The summer is long and lonely and tough. My first year teaching, beginning in the fall, is pretty much a disaster. I have no idea what I'm doing and my management is non existent. I don't care about my grad school classes. I know nobody in the city and am lonely. I turn 25 alone with no celebration. I buy my first digital camera.

2005:
Somehow I survive to the end of my first year. It is by far the most difficult thing I have ever done. In the summer I do grad school and prepare for school. I go home to visit and spend a week and a half driving back to New York, visiting former teammates and family on the way. My second year starts off a complete 180 from the first, and I love my classes. My mom comes to visit at Christmas and we travel to Barcelona and Paris.

2006:
I go to Prague in February.
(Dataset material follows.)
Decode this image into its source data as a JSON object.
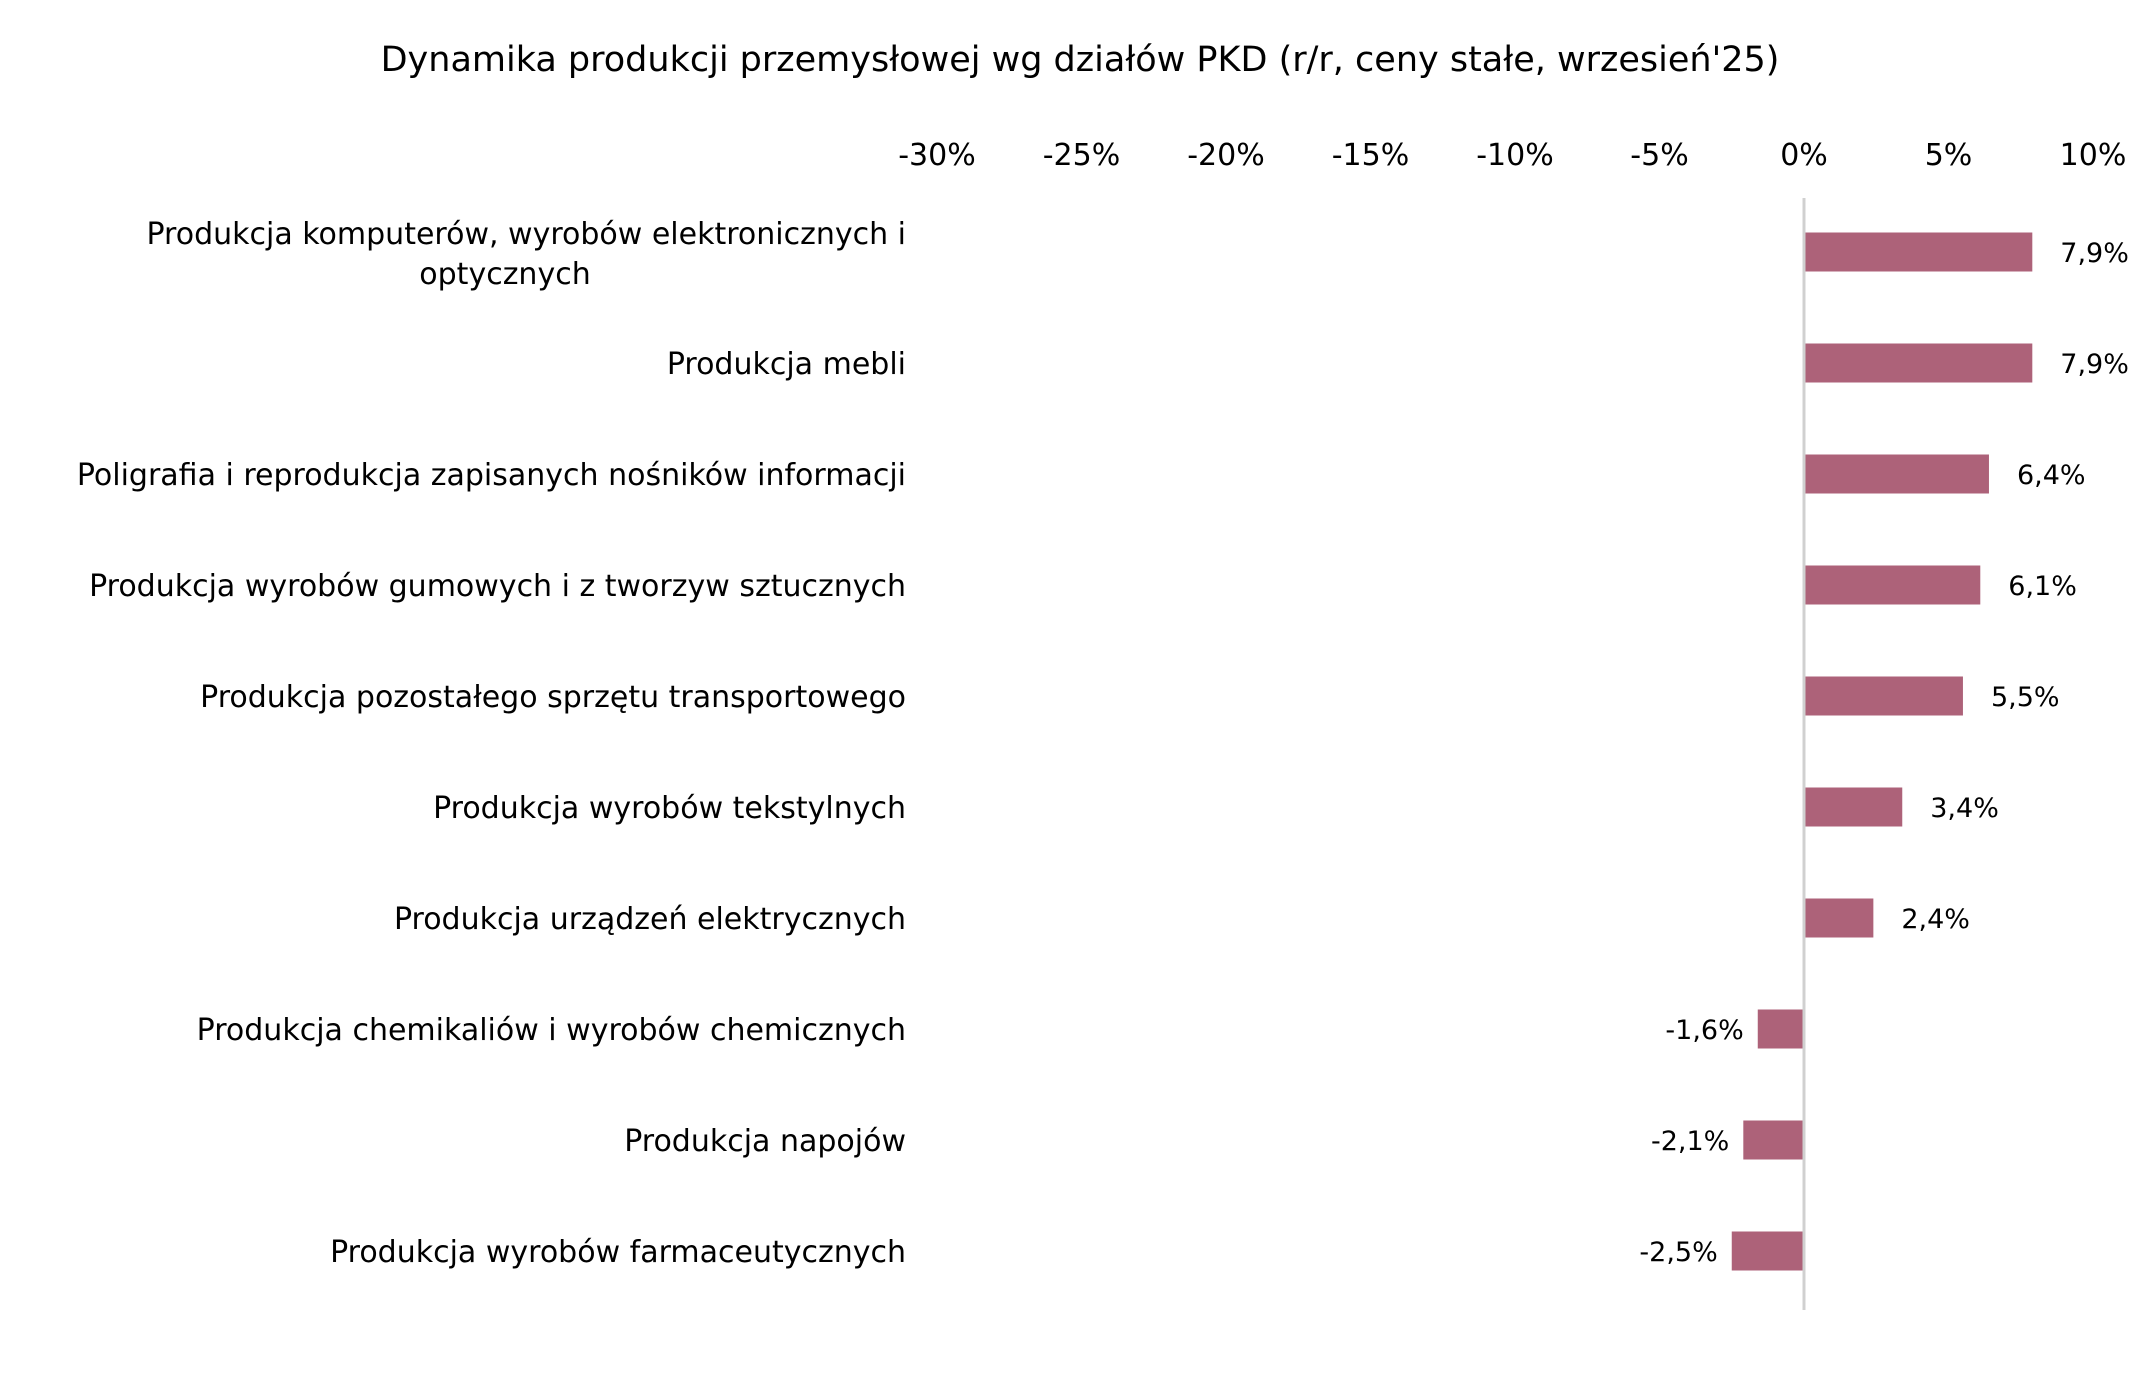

It is gorgeous and incredible and I adore it. In April, I volunteer in New Orleans for a week. It is hard work, but I enjoy feeling like I'm doing worthwhile work. At the end of March I begin a relationship with a wonderful boy three years younger than me. I move into my own studio apartment, still in Queens. It's cute and just the right size. My second year ends. It remains my favorite year of teaching. In the summer I graduate with a Master's Degree. I decide to stay in NYC and keep teaching. My boyfriend comes with me to visit home. My third year of teaching begins. At Christmas I travel to Amsterdam on my own. It is noisy and smoky, and I feel old and cranky. The Anne Frank House stuns me. I thoroughly enjoy visiting the Hague. A couple more days and Amsterdam grows on me.

2007:
In February, the boy and I visit London and Paris. It's his first time out of the country, but he proves to be a worthy travel companion. I vow to stay away from Paris until I visit enough other places. We celebrate our one-year anniversary in Boston. I upgrade my camera from a crappy point and shoot to a more sophisticated point and shoot. In the summer, I spend three weeks in Australia. I completely fall in love with the entire country and everyone in it. My fourth year of teaching begins.

2008:
I decide to start looking for a new job. I am bored and restless after teaching the same thing for four years in a row. I want something new, different, and I want to challenge myself to become a better educator. So I start applying at charter schools in February. (I have No Idea what I'm getting myself into.) In April I visit a KIPP school in Austin. I love the city and the school, but I am rejected. I look for jobs the rest of the school year. My boyfriend surprises me with my first DSLR. We visit Maine for a few days in August, and it is just gorgeous. We move in together, in Brooklyn. I start working at My First Charter School. It kicks my ass but good. I feel like I've reverted to my first year again. I cry most days at school or at home, and I cannot sleep. I am at school for twelve hours and never feel caught up. (Oh, how I laugh at that self now. I only had one lesson to prepare each day! Now I'm supposed to do FIVE!) In December I upgrade to a better DSLR. At Christmas, I travel to Guatemala. It is amazing; I am blown away; I do not want to come back home to the bleary winter and my stupid job. On New Year's Eve with friends, I cry when talking about it.

2009:
I am fired in the first week back from break. Thank god. I do some photography work and sub in charter schools. The boyfriend and I become official Partners and later move into a new, fantastic apartment. I accept an elementary teaching job. It kicks my ass also, but I do not cry at home or at school. I like the age I'm teaching and I really like some of my students. However, I am frustrated with the workload and that I can't live up to the standard I'd like, and really start to feel that it's not for me. I turn 30! In December I realize anew that teaching is not for me and I need to figure out what to do with my life.

so...

I became an independent adult in this decade and then defined who I am: I'm a teacher in New York City. I don't want to be either of those things anymore, so by the time I'm 40 (gah!) in 2020, I want to be something else somewhere else. By then hope to have visited even more places around the globe, continued to work with photography, and of course to still be in this great relationship.